On August 15, 2011, the political activist lawyer Maha Abu Bakr was summoned to the headquarters of the military prosecutor office for questioning on the lawsuit no. 3796/2011 military misdemeanors following giving a statement of the Supreme Council for Armed Forces (SCAF). The activist stated that SCAF turned to a political body after taking the power in Egypt and that means it can be discussed or criticized. The activist also called for going to Tahrir Square if the government refused to realize any of the demands.
Asmaa Mahfouz, 26, was summoned by military prosecutors on Sunday, August 14, 2011 for questioning on the lawsuit no. 55/2011 and later released on bail of 20,000 Egyptian pounds ($3,356) after posting messages on the social media network expressing concerns about the Egyptian justice system and the actions of the military government, the Supreme Council of the Armed Forces (SCAF).
The military police also arrested the political activist Loai Nagati on June 28, 2011 and charged him for contributing riots in Tahrir Square. Many campaigns were arranged for calling the Egyptian government to release him because of the deterioration of his health.
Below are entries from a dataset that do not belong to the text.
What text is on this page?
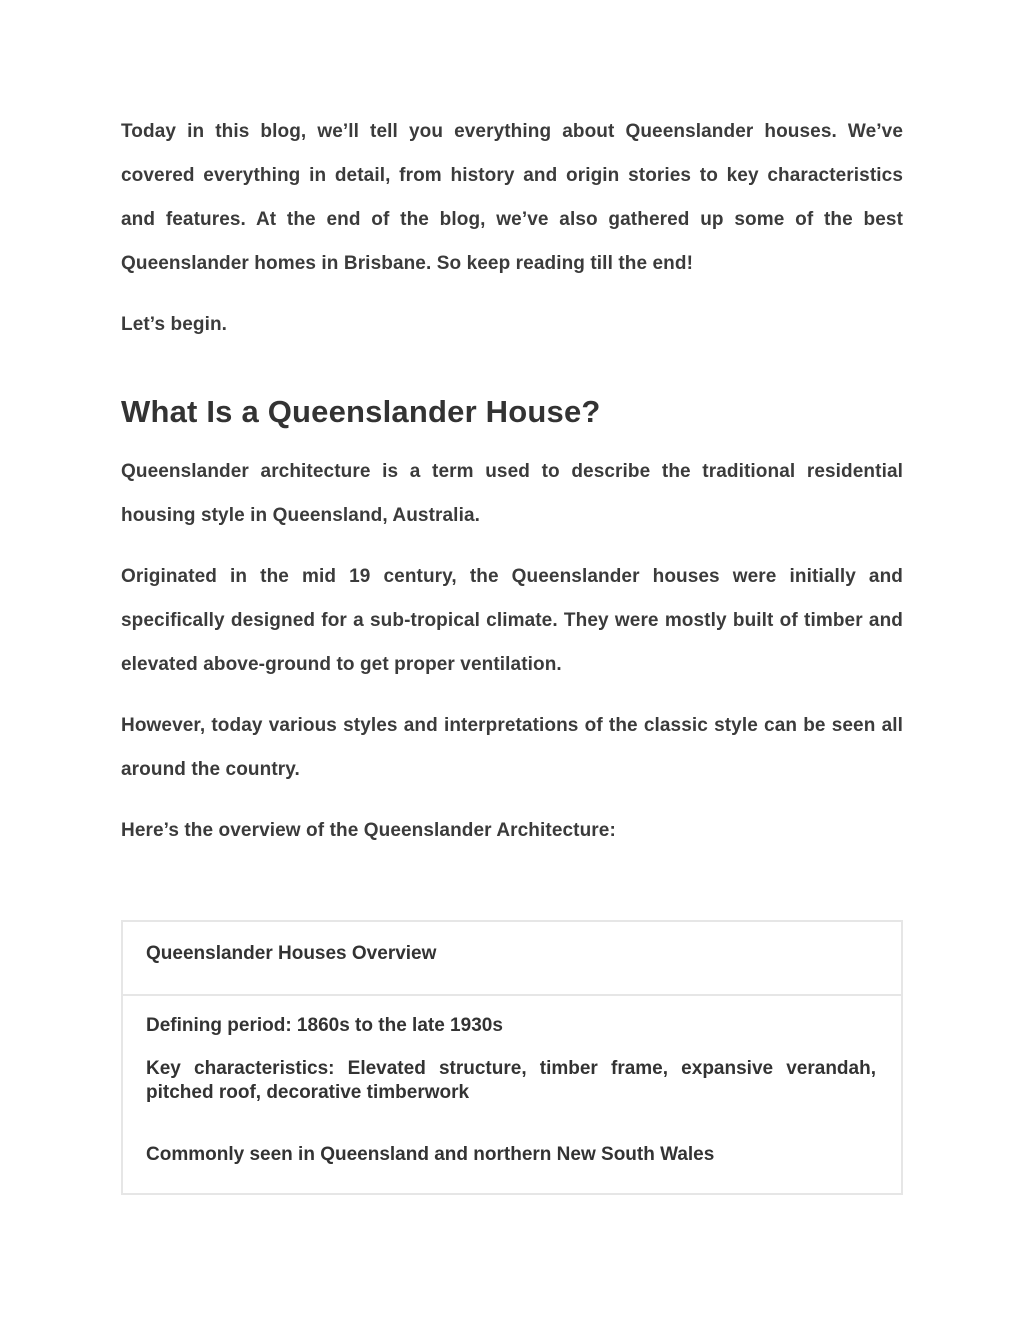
Today in this blog, we’ll tell you everything about Queenslander houses. We’ve covered everything in detail, from history and origin stories to key characteristics and features. At the end of the blog, we’ve also gathered up some of the best Queenslander homes in Brisbane. So keep reading till the end!

Let’s begin.

What Is a Queenslander House?

Queenslander architecture is a term used to describe the traditional residential housing style in Queensland, Australia.

Originated in the mid 19 century, the Queenslander houses were initially and specifically designed for a sub-tropical climate. They were mostly built of timber and elevated above-ground to get proper ventilation.

However, today various styles and interpretations of the classic style can be seen all around the country.

Here’s the overview of the Queenslander Architecture:

Queenslander Houses Overview

Defining period: 1860s to the late 1930s

Key characteristics: Elevated structure, timber frame, expansive verandah, pitched roof, decorative timberwork

Commonly seen in Queensland and northern New South Wales
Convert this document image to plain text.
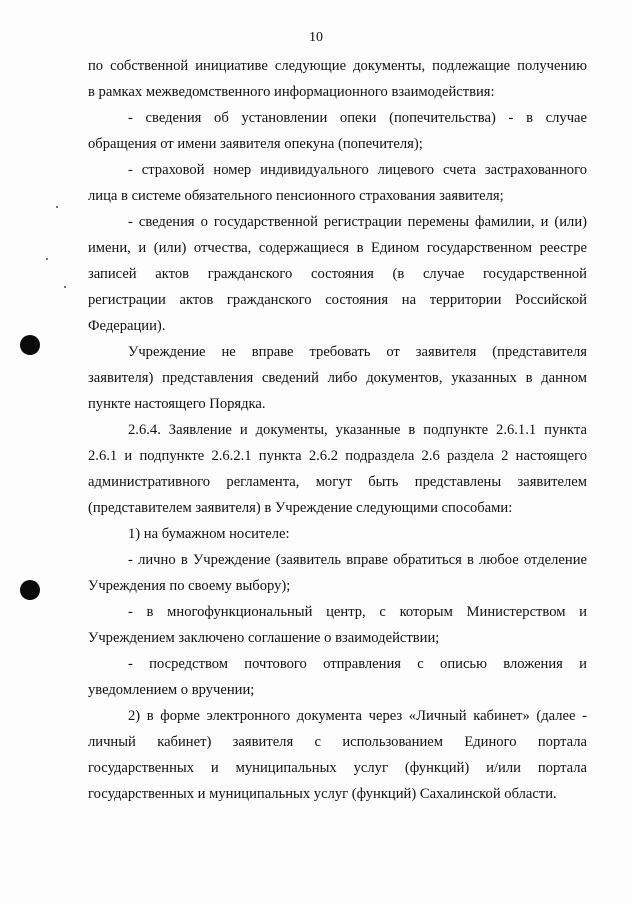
10
по собственной инициативе следующие документы, подлежащие получению
в рамках межведомственного информационного взаимодействия:
- сведения об установлении опеки (попечительства) - в случае
обращения от имени заявителя опекуна (попечителя);
- страховой номер индивидуального лицевого счета застрахованного
лица в системе обязательного пенсионного страхования заявителя;
- сведения о государственной регистрации перемены фамилии, и (или)
имени, и (или) отчества, содержащиеся в Едином государственном реестре
записей актов гражданского состояния (в случае государственной
регистрации актов гражданского состояния на территории Российской
Федерации).
Учреждение не вправе требовать от заявителя (представителя
заявителя) представления сведений либо документов, указанных в данном
пункте настоящего Порядка.
2.6.4. Заявление и документы, указанные в подпункте 2.6.1.1 пункта
2.6.1 и подпункте 2.6.2.1 пункта 2.6.2 подраздела 2.6 раздела 2 настоящего
административного регламента, могут быть представлены заявителем
(представителем заявителя) в Учреждение следующими способами:
1) на бумажном носителе:
- лично в Учреждение (заявитель вправе обратиться в любое отделение
Учреждения по своему выбору);
- в многофункциональный центр, с которым Министерством и
Учреждением заключено соглашение о взаимодействии;
- посредством почтового отправления с описью вложения и
уведомлением о вручении;
2) в форме электронного документа через «Личный кабинет» (далее -
личный кабинет) заявителя с использованием Единого портала
государственных и муниципальных услуг (функций) и/или портала
государственных и муниципальных услуг (функций) Сахалинской области.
EOHR emphasized that referring civilians to the military courts is entirely unacceptable by any of the Egyptian political powers. It does not comply with the principals of fair a transparent trial.
Mr. Hafez Abu Seada, the head of EOHR, calls SCAF for fulfilling the given promises concerning stopping referring civilians, especially political activists and bloggers, to the military courts. He also stated that the continuous referral of civilians to the military courts is considered as a violation to the right to fair trial, according to the international standards of human rights and the Egyptian constitution. These acts also do not meet the revolutionary objectives.